I'm probably addressing a topic here which most of you will realize by now but even so I felt like doing this so here you go. I suppose it might not be 'too' offtopic (in a way this also directly applies to FreeBSD) but I didn't want to take chances.

Also apologies up front for the wee bit of "spam" (my talk about a commercial product) but I honestly think its a good example to get my point across.

*Open source / Open standards*

Open source means something different for everyone it seems. For some (most?) it's a source of free software. Yes, sounds very unflattering but its the truth nonetheless. Freebie! For others it's almost getting close to a religion although in all fairness we're mostly talking about the open source licenses rather than the open source software itself. Each to their own is my motto here.

But although open source has had a major impact and really accomplished a lot, it's actually the open standards which originated from all that which made a major difference I think. Although in all honesty the two go pretty much hand in hand.

*Good for business*

So yeah...  I happen to favor certain (commercial) modeling software which was developed in Java and therefor has a bit of the "run everywhere" ideal surrounding it. The software also has a freely available community license _and_ is made available in the ports collection, which is basically the reason I mention them (though not directly).

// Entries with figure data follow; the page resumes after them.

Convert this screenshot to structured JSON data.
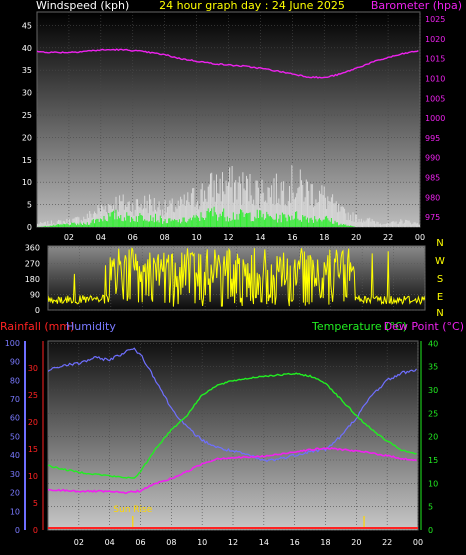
{
  "header": {
    "left_label": "Windspeed (kph)",
    "title": "24 hour graph day : 24 June 2025",
    "right_label": "Barometer (hpa)"
  },
  "labels": {
    "rainfall": "Rainfall (mm)",
    "humidity": "Humidity",
    "temperature": "Temperature (°C)",
    "dewpoint": "Dew Point (°C)",
    "sunrise": "Sun Rise"
  },
  "colors": {
    "wind_gust": "#d8d8d8",
    "wind_avg": "#33ee33",
    "barometer": "#ee22ee",
    "direction": "#ffff00",
    "humidity": "#6f6fff",
    "temperature": "#22ee22",
    "dewpoint": "#ee22ee",
    "rain": "#ff2222",
    "left_axis_top": "#ffffff",
    "compass_text": "#ffff00"
  },
  "chart_data": [
    {
      "type": "line",
      "name": "wind-barometer",
      "xticks": [
        "02",
        "04",
        "06",
        "08",
        "10",
        "12",
        "14",
        "16",
        "18",
        "20",
        "22",
        "00"
      ],
      "y_left_ticks": [
        "0",
        "5",
        "10",
        "15",
        "20",
        "25",
        "30",
        "35",
        "40",
        "45"
      ],
      "y_left_range": [
        0,
        48
      ],
      "y_right_ticks": [
        "975",
        "980",
        "985",
        "990",
        "995",
        "1000",
        "1005",
        "1010",
        "1015",
        "1020",
        "1025"
      ],
      "y_right_range": [
        972.5,
        1026.8
      ],
      "barometer": [
        [
          0,
          1016.8
        ],
        [
          1,
          1016.6
        ],
        [
          2,
          1016.6
        ],
        [
          3,
          1016.9
        ],
        [
          4,
          1017.2
        ],
        [
          5,
          1017.3
        ],
        [
          6,
          1017.1
        ],
        [
          7,
          1016.6
        ],
        [
          8,
          1016.0
        ],
        [
          9,
          1015.0
        ],
        [
          10,
          1014.4
        ],
        [
          11,
          1013.8
        ],
        [
          12,
          1013.4
        ],
        [
          13,
          1013.1
        ],
        [
          14,
          1012.6
        ],
        [
          15,
          1011.9
        ],
        [
          16,
          1011.2
        ],
        [
          17,
          1010.4
        ],
        [
          18,
          1010.2
        ],
        [
          19,
          1011.1
        ],
        [
          20,
          1012.6
        ],
        [
          21,
          1014.1
        ],
        [
          22,
          1015.3
        ],
        [
          23,
          1016.3
        ],
        [
          24,
          1017.1
        ]
      ],
      "wind_gust_envelope": [
        [
          0,
          1
        ],
        [
          2,
          2
        ],
        [
          3,
          3
        ],
        [
          4,
          6
        ],
        [
          5,
          8
        ],
        [
          6,
          7
        ],
        [
          7,
          8
        ],
        [
          8,
          6
        ],
        [
          9,
          7
        ],
        [
          10,
          10
        ],
        [
          11,
          13
        ],
        [
          12,
          14
        ],
        [
          13,
          13
        ],
        [
          14,
          12
        ],
        [
          15,
          12
        ],
        [
          16,
          14
        ],
        [
          17,
          12
        ],
        [
          18,
          10
        ],
        [
          19,
          5
        ],
        [
          20,
          3
        ],
        [
          21,
          2
        ],
        [
          22,
          1
        ],
        [
          23,
          2
        ],
        [
          24,
          1
        ]
      ],
      "wind_avg_envelope": [
        [
          0,
          0
        ],
        [
          2,
          1
        ],
        [
          3,
          1
        ],
        [
          4,
          3
        ],
        [
          5,
          4
        ],
        [
          6,
          3
        ],
        [
          7,
          4
        ],
        [
          8,
          2
        ],
        [
          9,
          2
        ],
        [
          10,
          3
        ],
        [
          11,
          5
        ],
        [
          12,
          4
        ],
        [
          13,
          4
        ],
        [
          14,
          4
        ],
        [
          15,
          3
        ],
        [
          16,
          4
        ],
        [
          17,
          3
        ],
        [
          18,
          3
        ],
        [
          19,
          1
        ],
        [
          20,
          0
        ],
        [
          21,
          0
        ],
        [
          22,
          0
        ],
        [
          23,
          0
        ],
        [
          24,
          0
        ]
      ]
    },
    {
      "type": "line",
      "name": "wind-direction",
      "y_ticks": [
        "0",
        "90",
        "180",
        "270",
        "360"
      ],
      "y_range": [
        0,
        370
      ],
      "compass": [
        "N",
        "W",
        "S",
        "E",
        "N"
      ],
      "active_start_hour": 4.0,
      "active_end_hour": 19.5,
      "quiet_level_deg": 60
    },
    {
      "type": "line",
      "name": "temperature-humidity",
      "xticks": [
        "02",
        "04",
        "06",
        "08",
        "10",
        "12",
        "14",
        "16",
        "18",
        "20",
        "22",
        "00"
      ],
      "rain_ticks": [
        "0",
        "5",
        "10",
        "15",
        "20",
        "25",
        "30"
      ],
      "humidity_ticks": [
        "0",
        "10",
        "20",
        "30",
        "40",
        "50",
        "60",
        "70",
        "80",
        "90",
        "100"
      ],
      "humidity_range": [
        0,
        101
      ],
      "temp_ticks": [
        "0",
        "5",
        "10",
        "15",
        "20",
        "25",
        "30",
        "35",
        "40"
      ],
      "temp_range": [
        0,
        40.5
      ],
      "rain_total_mm": 0,
      "sunrise_hour": 5.5,
      "sunset_hour": 20.5,
      "humidity": [
        [
          0,
          85
        ],
        [
          1,
          88
        ],
        [
          2,
          89
        ],
        [
          3,
          92
        ],
        [
          4,
          91
        ],
        [
          5,
          95
        ],
        [
          5.5,
          97
        ],
        [
          6,
          94
        ],
        [
          7,
          80
        ],
        [
          8,
          65
        ],
        [
          9,
          55
        ],
        [
          10,
          48
        ],
        [
          11,
          44
        ],
        [
          12,
          42
        ],
        [
          13,
          40
        ],
        [
          14,
          37
        ],
        [
          15,
          38
        ],
        [
          16,
          40
        ],
        [
          17,
          42
        ],
        [
          18,
          43
        ],
        [
          19,
          50
        ],
        [
          20,
          60
        ],
        [
          21,
          72
        ],
        [
          22,
          80
        ],
        [
          23,
          84
        ],
        [
          24,
          86
        ]
      ],
      "temperature": [
        [
          0,
          13.8
        ],
        [
          1,
          13.0
        ],
        [
          2,
          12.4
        ],
        [
          3,
          12.0
        ],
        [
          4,
          11.6
        ],
        [
          5,
          11.2
        ],
        [
          5.7,
          11.3
        ],
        [
          6,
          12.5
        ],
        [
          7,
          17.5
        ],
        [
          8,
          21.5
        ],
        [
          9,
          24.5
        ],
        [
          10,
          29.0
        ],
        [
          11,
          31.0
        ],
        [
          12,
          32.0
        ],
        [
          13,
          32.5
        ],
        [
          14,
          33.0
        ],
        [
          15,
          33.2
        ],
        [
          16,
          33.5
        ],
        [
          17,
          33.0
        ],
        [
          18,
          31.5
        ],
        [
          19,
          28.0
        ],
        [
          20,
          24.5
        ],
        [
          21,
          21.5
        ],
        [
          22,
          19.0
        ],
        [
          23,
          17.0
        ],
        [
          24,
          16.2
        ]
      ],
      "dewpoint": [
        [
          0,
          8.5
        ],
        [
          1,
          8.5
        ],
        [
          2,
          8.3
        ],
        [
          3,
          8.3
        ],
        [
          4,
          8.2
        ],
        [
          5,
          8.0
        ],
        [
          6,
          8.4
        ],
        [
          7,
          10.0
        ],
        [
          8,
          11.0
        ],
        [
          9,
          12.5
        ],
        [
          10,
          14.2
        ],
        [
          11,
          15.3
        ],
        [
          12,
          15.5
        ],
        [
          13,
          15.6
        ],
        [
          14,
          15.8
        ],
        [
          15,
          16.2
        ],
        [
          16,
          16.8
        ],
        [
          17,
          17.2
        ],
        [
          18,
          17.5
        ],
        [
          19,
          17.3
        ],
        [
          20,
          16.9
        ],
        [
          21,
          16.5
        ],
        [
          22,
          15.9
        ],
        [
          23,
          15.3
        ],
        [
          24,
          14.8
        ]
      ]
    }
  ]
}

So first of all I think the sometimes jokingly mentioned "hippie software" can actually be a massive boost for small to medium -sized businesses. After all: you can get your hands on readily made software and pretty much make it your own. Or use this as a free API of some sort.

Which is what the software I'm talking about is doing.

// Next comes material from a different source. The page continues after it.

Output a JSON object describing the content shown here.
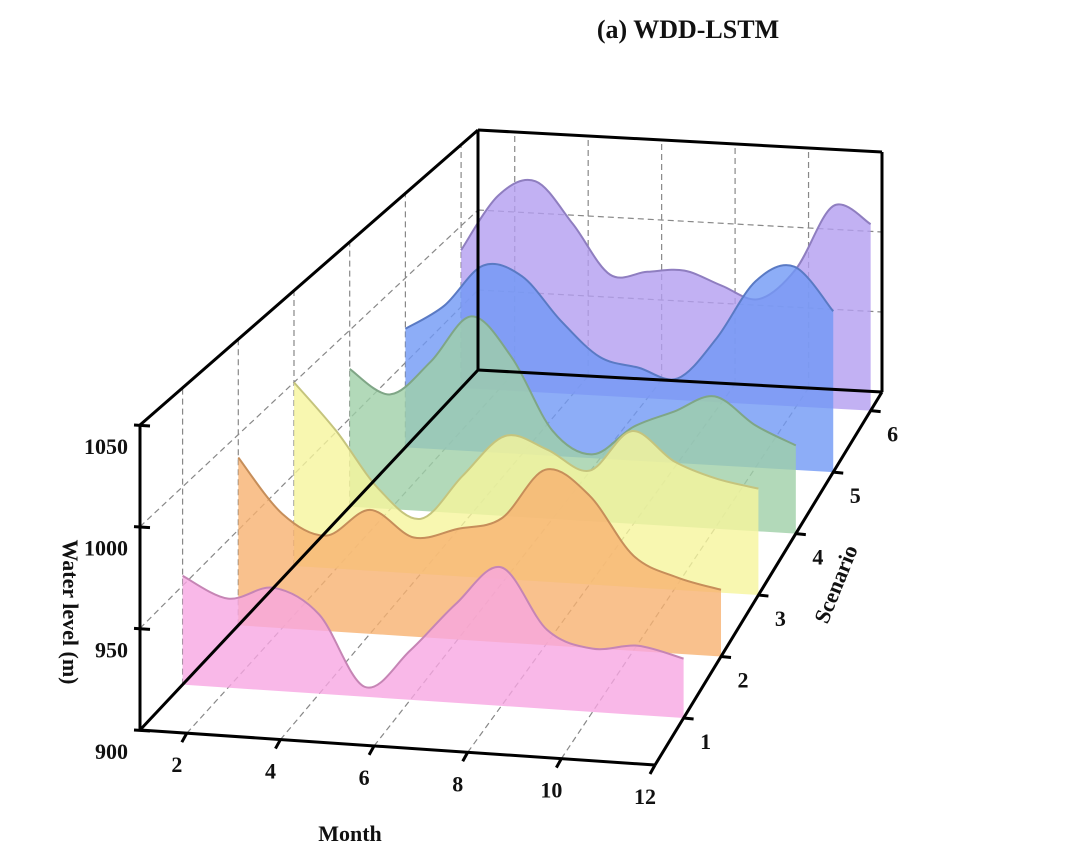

_All the licenses neatly put in one single spot_​
But back to open standards...  An obvious example of this would be PGP. The concept behind PGP quickly became an (open) standard, which is what allowed GPG to be build.

Yet there's so much more which open source and open standards can do.

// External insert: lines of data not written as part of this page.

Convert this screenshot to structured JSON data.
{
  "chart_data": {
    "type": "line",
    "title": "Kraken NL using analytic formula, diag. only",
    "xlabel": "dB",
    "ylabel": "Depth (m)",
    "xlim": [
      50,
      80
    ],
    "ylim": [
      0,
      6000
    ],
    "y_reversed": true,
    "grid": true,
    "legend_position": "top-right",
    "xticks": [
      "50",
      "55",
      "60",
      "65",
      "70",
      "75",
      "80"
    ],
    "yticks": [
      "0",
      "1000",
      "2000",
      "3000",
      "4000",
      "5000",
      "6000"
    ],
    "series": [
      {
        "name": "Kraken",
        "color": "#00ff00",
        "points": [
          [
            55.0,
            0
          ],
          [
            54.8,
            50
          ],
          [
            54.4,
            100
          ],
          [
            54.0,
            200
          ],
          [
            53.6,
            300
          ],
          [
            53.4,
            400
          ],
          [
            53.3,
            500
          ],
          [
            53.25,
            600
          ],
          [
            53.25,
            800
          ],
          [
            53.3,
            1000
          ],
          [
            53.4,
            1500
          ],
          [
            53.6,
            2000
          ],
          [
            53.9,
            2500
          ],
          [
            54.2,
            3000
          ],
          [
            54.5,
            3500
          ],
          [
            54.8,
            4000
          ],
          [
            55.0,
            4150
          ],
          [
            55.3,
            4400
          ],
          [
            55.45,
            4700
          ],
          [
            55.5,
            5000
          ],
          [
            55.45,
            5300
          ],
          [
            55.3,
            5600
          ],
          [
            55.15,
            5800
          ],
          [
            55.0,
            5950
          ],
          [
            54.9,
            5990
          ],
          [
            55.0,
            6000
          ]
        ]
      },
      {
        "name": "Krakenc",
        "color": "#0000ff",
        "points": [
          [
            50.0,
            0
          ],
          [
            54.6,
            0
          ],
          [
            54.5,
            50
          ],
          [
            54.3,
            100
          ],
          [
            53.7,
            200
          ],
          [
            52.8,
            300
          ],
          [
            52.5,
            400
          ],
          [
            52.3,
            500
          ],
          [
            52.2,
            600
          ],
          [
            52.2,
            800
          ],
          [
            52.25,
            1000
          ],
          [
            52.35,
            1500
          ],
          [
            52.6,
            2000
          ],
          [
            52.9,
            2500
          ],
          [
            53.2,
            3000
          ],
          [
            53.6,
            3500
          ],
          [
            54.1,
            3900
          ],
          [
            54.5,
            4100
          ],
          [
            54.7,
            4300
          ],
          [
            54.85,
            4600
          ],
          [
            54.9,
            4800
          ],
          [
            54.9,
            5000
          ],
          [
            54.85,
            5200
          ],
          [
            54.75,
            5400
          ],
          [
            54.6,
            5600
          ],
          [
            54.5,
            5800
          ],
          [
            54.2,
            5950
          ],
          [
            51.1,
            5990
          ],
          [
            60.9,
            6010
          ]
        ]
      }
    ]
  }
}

So here I am on FreeBSD with a KDE powered desktop. I'm trying to run the software briefly mentioned above but although they provide their own libraries I just can't get things to work "out of the box". Some people (like the official package maintainer) suggest to use Linux compatibility layers, but I discovered something much more useful...

As it turned out the software relied on sqlite-jdbc. Something provided in FreeBSD through the java/sqlitejdbc port. But there is a problem...  This port is the so called "Zentus"port. Which is good, but many others use the fork by Xerial instead. Which by default only supports Windows, MacOS and Linux. But _not_ FreeBSD.

So what to do?  Easy: open standards, right?  Not just the Xerial port, but POSIX itself too. It was meant to be used on Unix-like / POSIX systems, and guess what? It's perfectly doable to build this on FreeBSD as well. The only thing you need to do afterwards is replace the distributed ("limited") library version with the one you just build. And after that... you'll have yourself a fully working modelling suite.

Open source and open standards can be so much more than just freebies. They can easily help your business / software products come to live on environments you totally didn't account for at first.

(Visual Paradigm is modeling software which is mostly supported on Windows, Mac and Linux. I took things one step further and discovered that with the right sqlite-jdbc library it also ran perfectly (and natively!) on FreeBSD. That's what open standards can do for you).

In the end the whole thing goes so much deeper than just "free" software alone I think.

So yeah, figured I'd share.

Using open source / open standards can easily result in your software being able to reach markets you might not have imagined were there before.


----------